A full-time associate professor at Emily Carr Institute, father, writer, critic, guest lecturer, publisher of Made magazine it's not as if the Swedish-born Andersson has lots of spare time and money on his hands. In order to fund his exhibitions and assist the artists whose work he shows, he established Trapp Editions in 2002. Through it, he publishes original prints, photographs, and artists' books, which are sold locally and in Montreal, New York, and Paris. The enterprise makes enough money, Andersson says, to direct some funds to artists and support future exhibitions just. "It's not nonprofit, it's not really commercial," he says. "It's what Judith calls a 'nonprofitable' organization."
Currently, he's coproducing 52 Transactions, a book by Vancouver artist Kathy Slade, documenting a yearlong project she undertook in 2006/07 at the Vancouver Public Library. As well, he's curating an exhibition by the two-person art collective T&T for Oakville Galleries in Ontario. Yes, that's a big public gallery, and Andersson speaks of the ambivalent nature of the relationship. "Of course we need institutions, and of course we need to question them." If we continue to do both, support and question, he says, then the institution will move. Not forward, necessarily, not backward either, but in and out like breathing. Like a living thing.
Milton K. Wong, Activist, Patron, Problem Solver
Google "Milton K. Wong" and "Vancouver", and you'll encounter an intimidating list of titles: chancellor emeritus of Simon Fraser University, non-executive chairman of the board of HSBC Investments Canada, founding chair of the Canadian International Dragon Boat Festival, board member of half a dozen corporations, foundations, and institutions. Google on and you'll find page after page of awards, honours, and citations he's won and business successes he's attained.

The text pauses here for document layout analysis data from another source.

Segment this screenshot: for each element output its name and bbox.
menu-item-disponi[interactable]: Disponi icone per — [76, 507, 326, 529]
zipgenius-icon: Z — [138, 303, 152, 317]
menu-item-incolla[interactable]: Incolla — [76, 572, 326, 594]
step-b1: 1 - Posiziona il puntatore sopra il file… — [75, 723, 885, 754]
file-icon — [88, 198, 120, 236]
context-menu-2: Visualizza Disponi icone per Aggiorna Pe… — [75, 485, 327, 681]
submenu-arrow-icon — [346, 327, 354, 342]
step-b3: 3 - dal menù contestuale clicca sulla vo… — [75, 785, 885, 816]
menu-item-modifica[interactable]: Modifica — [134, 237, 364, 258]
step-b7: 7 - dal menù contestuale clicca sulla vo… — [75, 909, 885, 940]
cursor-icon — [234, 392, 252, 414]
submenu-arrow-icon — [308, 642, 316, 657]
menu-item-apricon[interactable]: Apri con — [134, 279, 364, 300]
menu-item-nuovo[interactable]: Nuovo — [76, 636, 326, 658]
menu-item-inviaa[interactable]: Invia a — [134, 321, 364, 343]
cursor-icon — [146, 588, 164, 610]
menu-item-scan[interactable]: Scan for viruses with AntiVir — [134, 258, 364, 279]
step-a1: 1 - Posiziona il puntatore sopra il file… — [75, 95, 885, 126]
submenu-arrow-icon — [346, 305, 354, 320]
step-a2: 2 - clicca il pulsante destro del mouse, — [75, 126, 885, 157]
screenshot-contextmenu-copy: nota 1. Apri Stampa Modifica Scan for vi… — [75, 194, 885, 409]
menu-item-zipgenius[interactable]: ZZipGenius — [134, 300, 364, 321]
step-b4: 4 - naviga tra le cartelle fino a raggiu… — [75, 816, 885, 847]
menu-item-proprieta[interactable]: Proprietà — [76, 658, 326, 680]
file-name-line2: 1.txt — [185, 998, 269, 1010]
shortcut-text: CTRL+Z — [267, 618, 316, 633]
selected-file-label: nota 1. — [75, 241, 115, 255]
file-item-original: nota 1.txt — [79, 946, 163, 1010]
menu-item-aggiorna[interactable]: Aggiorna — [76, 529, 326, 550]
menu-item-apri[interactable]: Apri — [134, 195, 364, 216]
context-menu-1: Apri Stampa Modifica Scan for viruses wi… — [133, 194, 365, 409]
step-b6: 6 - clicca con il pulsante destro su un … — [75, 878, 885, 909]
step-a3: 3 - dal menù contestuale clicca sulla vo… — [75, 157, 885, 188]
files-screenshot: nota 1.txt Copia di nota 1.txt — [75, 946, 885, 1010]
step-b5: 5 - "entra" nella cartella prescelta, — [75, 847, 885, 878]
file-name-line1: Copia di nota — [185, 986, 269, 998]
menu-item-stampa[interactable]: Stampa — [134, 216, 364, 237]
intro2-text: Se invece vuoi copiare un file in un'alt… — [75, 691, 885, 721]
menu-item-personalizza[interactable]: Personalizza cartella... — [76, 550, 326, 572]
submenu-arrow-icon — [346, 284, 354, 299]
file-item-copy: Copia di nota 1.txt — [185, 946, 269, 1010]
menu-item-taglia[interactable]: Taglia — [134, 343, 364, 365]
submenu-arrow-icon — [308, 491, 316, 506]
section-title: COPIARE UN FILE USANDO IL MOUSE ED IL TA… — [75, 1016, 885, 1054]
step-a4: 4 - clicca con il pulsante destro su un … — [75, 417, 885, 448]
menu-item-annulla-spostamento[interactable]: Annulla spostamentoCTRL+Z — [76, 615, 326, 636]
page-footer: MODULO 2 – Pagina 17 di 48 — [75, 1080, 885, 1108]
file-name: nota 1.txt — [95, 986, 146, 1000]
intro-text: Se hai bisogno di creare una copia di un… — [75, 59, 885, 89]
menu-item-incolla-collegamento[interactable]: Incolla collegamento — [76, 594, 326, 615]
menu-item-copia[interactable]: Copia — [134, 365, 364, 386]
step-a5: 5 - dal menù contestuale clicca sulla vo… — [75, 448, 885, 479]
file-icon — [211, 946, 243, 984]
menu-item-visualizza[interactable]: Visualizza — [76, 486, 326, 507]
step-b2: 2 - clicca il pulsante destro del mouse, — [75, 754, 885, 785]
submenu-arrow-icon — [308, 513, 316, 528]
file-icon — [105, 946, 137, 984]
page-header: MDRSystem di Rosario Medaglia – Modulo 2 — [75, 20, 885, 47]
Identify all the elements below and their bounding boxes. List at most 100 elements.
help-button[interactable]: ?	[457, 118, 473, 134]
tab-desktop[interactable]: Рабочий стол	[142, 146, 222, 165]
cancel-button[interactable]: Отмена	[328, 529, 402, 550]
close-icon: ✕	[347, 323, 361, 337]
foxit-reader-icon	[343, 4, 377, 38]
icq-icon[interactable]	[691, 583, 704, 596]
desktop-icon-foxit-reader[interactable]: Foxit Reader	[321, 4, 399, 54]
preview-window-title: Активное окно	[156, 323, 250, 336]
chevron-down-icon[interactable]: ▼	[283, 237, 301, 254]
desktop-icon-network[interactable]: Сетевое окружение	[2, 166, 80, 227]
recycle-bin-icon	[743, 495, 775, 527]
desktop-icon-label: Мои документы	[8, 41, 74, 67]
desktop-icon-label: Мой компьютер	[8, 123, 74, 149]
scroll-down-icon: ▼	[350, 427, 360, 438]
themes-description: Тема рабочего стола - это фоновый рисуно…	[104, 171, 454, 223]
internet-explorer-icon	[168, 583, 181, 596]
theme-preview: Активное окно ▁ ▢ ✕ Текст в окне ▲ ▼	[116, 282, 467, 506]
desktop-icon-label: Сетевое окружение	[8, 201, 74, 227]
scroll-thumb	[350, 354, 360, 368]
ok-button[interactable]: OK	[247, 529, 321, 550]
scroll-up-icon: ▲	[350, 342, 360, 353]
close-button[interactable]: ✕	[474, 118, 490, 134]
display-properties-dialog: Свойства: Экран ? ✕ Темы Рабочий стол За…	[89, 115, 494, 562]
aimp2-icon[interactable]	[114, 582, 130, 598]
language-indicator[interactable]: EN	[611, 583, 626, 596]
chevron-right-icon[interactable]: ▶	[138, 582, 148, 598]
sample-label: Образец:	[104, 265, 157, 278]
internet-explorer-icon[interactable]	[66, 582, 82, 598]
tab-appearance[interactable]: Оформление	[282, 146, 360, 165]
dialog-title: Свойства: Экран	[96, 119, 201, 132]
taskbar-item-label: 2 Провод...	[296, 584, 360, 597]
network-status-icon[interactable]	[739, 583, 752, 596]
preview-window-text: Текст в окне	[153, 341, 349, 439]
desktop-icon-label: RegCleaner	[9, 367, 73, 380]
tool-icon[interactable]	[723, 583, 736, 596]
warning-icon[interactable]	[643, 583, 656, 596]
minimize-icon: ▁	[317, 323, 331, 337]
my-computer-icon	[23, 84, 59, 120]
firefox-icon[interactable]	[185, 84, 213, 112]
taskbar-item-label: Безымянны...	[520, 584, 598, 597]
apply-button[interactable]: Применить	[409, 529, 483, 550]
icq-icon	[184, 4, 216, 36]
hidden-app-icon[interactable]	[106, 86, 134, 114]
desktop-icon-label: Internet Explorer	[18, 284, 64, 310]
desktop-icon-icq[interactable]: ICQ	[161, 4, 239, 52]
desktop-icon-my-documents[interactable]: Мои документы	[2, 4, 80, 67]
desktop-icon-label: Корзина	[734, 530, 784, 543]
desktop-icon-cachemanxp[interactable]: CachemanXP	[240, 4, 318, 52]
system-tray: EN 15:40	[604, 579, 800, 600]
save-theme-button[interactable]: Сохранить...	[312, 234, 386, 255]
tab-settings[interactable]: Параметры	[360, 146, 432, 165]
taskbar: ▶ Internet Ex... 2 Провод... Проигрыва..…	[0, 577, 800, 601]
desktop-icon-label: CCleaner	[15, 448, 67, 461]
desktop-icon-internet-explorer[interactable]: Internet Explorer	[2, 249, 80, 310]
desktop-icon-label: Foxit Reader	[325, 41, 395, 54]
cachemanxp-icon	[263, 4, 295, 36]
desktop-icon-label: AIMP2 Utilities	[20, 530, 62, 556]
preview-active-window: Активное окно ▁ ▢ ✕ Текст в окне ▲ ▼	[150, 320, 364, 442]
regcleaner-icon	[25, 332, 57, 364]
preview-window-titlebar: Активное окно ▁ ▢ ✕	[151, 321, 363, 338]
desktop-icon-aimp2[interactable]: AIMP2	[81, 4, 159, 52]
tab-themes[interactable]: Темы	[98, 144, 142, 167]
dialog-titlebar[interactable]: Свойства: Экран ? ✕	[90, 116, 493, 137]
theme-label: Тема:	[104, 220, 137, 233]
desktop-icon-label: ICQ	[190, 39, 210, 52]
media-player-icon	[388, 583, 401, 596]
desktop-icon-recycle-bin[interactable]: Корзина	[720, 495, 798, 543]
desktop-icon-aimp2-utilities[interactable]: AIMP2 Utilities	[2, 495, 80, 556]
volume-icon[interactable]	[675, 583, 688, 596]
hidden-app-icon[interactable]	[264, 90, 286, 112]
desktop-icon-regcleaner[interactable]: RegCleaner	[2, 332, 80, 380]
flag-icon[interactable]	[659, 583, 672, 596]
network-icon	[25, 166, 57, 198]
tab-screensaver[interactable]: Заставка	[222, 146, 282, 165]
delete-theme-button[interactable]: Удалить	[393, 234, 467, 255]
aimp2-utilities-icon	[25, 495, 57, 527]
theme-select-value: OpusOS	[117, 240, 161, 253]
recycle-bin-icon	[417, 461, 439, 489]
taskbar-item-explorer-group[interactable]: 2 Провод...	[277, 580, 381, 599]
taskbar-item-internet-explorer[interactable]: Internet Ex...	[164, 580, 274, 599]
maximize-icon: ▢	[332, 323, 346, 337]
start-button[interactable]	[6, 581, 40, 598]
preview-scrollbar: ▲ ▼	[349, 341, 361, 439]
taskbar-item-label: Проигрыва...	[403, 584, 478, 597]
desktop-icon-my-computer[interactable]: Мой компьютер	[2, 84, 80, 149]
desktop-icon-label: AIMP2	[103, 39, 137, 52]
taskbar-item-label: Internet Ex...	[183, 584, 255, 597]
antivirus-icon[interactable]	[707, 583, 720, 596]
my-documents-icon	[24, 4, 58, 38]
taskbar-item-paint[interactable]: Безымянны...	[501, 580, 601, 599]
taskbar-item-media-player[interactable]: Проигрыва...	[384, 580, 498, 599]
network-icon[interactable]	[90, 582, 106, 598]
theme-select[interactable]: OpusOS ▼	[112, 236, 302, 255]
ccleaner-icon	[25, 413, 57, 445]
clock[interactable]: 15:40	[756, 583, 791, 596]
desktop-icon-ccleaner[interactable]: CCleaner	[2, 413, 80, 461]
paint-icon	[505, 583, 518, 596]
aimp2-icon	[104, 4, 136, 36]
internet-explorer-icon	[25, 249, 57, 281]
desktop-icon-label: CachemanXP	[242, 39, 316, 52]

You'll see, too, a long list of charities, causes, and initiatives Wong supports, across the fields of health research, business education, sustainability, multiculturalism, and sports. Art is only one of the many enterprises he aids, but it is integral, he says, to a holistic approach to community building and cross-cultural understanding. "It's through the arts that we see each other," he says, adding, "It's not possible to segment culture out.”¦It's core."
Speaking to the Straight in his downtown offices, the Vancouver-born Wong is surrounded by art. Most of the framed works on the walls are by his sister, acclaimed printmaker Anna Wong. In his meeting room, a Chinese brush painting and a Northwest Coast Native carving address each other across the symbolic expanse of the conference table. "They represent me, my interests, and my respect for the artists."
Wong is not entirely happy with the appellation philanthropist. "I am really less a philanthropist than a public, social activist," he says. "Yes, I do give money we all do but I consider my main contribution to be my innovative approach to problem solving." Money, he adds, "is a very small element of creating good in the community. Money has to be translated into a useful purpose."
Arts Umbrella, Yishu magazine, the Vancouver Art Gallery, and Centre A have all benefited from Wong's generosity. So have a number of cultural initiatives in the Downtown Eastside, a recent focus of his community-building endeavours. He's been working on social projects there, and he also initiated the planned move of SFU's School of Contemporary Arts to the old Woodward's site. It's all part of a process of revitalization, he says. "By having a contemporary arts institution there, it allows that segment of our community to have a direct linkage to cultural development. And that's going to be very exciting."